Legislation was passed in the state budget early Monday. Individual counties will have the option of charging 5 cents per paper bag, with 2 cents going to local governments and 3 cents to the state's Environmental Protection Fund.

But Monroe County Executive Cheryl Dinolfo already has said she's not planning on adding that fee. She said that while environmental protection is a “worthy priority,” the bag tax "is an insult to every New York family."

Some people who support using renewable bags now have concerns that paper bags will become a problem.

"We don’t want everybody going immediately to paper,” said Sierra Club member Frank Regan, “and we hope people take this ban in the spirit of we’re finally getting to really do something for our environment that’s important."

Regan said he and his wife have been using reusable bags for years. He hopes other people can get into the groove of remembering to bring them when they go shopping.

"It would have been nice if volunteer efforts had worked,” Regan said. “And it’s too bad that we have to go to a ban, but I mean there’s countries that are being buried in trash."

Mike Durant, president and CEO of the New York State Food Industry Alliance, also said he believes this will lead to people using more paper bags.

"If the ultimate goal is that consumers are only utilizing reusable bags, then this wasn’t the law to pass,” Durant said. “This gives them a good political soundbite that we banned plastic bags, but it doesn’t give them the desired results."

Scott Herman, a manager at Hegedorn’s in Webster, said the ban will have the most impact on the customer.

“There is definitely a benefit of not using as much plastic,” Herman said. “If we're just going to curb it by using more paper is it really environmentally that much more friendly?"

Herman said he’s all for moving toward reusable bags, but added that removing plastic bags is just a small part of the industry’s problem.

"You look in the whole industry at what plastic is used for,” he said. “I mean, from bread to laundry detergent and everything else, there’s plastic everywhere.
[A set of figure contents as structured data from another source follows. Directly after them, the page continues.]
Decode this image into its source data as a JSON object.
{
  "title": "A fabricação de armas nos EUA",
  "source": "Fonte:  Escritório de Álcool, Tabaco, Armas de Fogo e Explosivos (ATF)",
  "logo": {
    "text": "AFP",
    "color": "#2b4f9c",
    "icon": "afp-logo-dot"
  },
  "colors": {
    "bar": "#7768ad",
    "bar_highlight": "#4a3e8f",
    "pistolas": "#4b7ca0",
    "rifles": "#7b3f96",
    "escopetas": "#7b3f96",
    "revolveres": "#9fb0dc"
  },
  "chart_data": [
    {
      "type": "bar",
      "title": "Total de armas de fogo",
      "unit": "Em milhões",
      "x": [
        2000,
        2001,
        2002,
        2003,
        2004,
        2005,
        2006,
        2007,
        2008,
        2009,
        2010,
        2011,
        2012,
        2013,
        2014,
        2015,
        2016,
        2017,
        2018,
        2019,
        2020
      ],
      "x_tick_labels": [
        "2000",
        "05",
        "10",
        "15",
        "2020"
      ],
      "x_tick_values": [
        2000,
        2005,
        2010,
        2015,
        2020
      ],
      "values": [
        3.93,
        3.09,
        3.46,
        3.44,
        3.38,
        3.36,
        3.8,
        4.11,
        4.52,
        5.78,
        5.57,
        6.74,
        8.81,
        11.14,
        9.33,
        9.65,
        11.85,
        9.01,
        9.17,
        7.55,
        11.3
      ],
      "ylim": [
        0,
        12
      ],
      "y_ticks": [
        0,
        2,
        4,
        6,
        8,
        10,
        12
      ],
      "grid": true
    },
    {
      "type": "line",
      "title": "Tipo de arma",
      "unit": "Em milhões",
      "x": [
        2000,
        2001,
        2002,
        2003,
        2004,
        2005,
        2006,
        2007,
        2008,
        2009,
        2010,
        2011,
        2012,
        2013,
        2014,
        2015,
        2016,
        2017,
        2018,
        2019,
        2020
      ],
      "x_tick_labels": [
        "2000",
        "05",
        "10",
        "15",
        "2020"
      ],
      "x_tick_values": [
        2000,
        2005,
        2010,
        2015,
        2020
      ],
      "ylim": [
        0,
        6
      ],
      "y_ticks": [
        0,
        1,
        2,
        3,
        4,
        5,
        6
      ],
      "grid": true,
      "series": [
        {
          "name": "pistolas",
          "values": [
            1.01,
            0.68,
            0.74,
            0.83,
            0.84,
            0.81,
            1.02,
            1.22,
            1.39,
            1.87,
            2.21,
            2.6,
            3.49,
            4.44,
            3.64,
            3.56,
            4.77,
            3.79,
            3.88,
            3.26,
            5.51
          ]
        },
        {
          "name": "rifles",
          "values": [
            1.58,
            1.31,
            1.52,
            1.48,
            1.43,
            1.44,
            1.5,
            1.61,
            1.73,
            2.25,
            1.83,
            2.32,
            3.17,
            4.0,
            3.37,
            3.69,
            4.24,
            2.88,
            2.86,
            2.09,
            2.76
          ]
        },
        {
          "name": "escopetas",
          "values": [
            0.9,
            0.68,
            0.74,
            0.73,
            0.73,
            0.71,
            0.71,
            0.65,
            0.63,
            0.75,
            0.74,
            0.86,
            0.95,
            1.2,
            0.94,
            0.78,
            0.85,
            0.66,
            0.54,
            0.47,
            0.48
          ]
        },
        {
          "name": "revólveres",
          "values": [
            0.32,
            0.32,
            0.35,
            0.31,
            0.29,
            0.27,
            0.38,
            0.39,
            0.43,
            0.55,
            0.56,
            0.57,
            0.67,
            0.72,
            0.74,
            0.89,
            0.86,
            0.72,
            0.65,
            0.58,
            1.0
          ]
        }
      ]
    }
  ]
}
We just regulate a small part of it."

Hometown grocer Wegmans released a statement on the issue:

“Our thinking on this issue has always been the same: Reusable bags are the best way to solve the challenges of single-use checkout bags, and a growing number of our customers are opting to use them. A plastic bag ban that doesn’t also address the use of paper bags is not a sustainable solution. Just one implication and there are others:  It takes seven tractor-trailers to transport the same number of paper bags as plastic bags carried by one tractor-trailer.”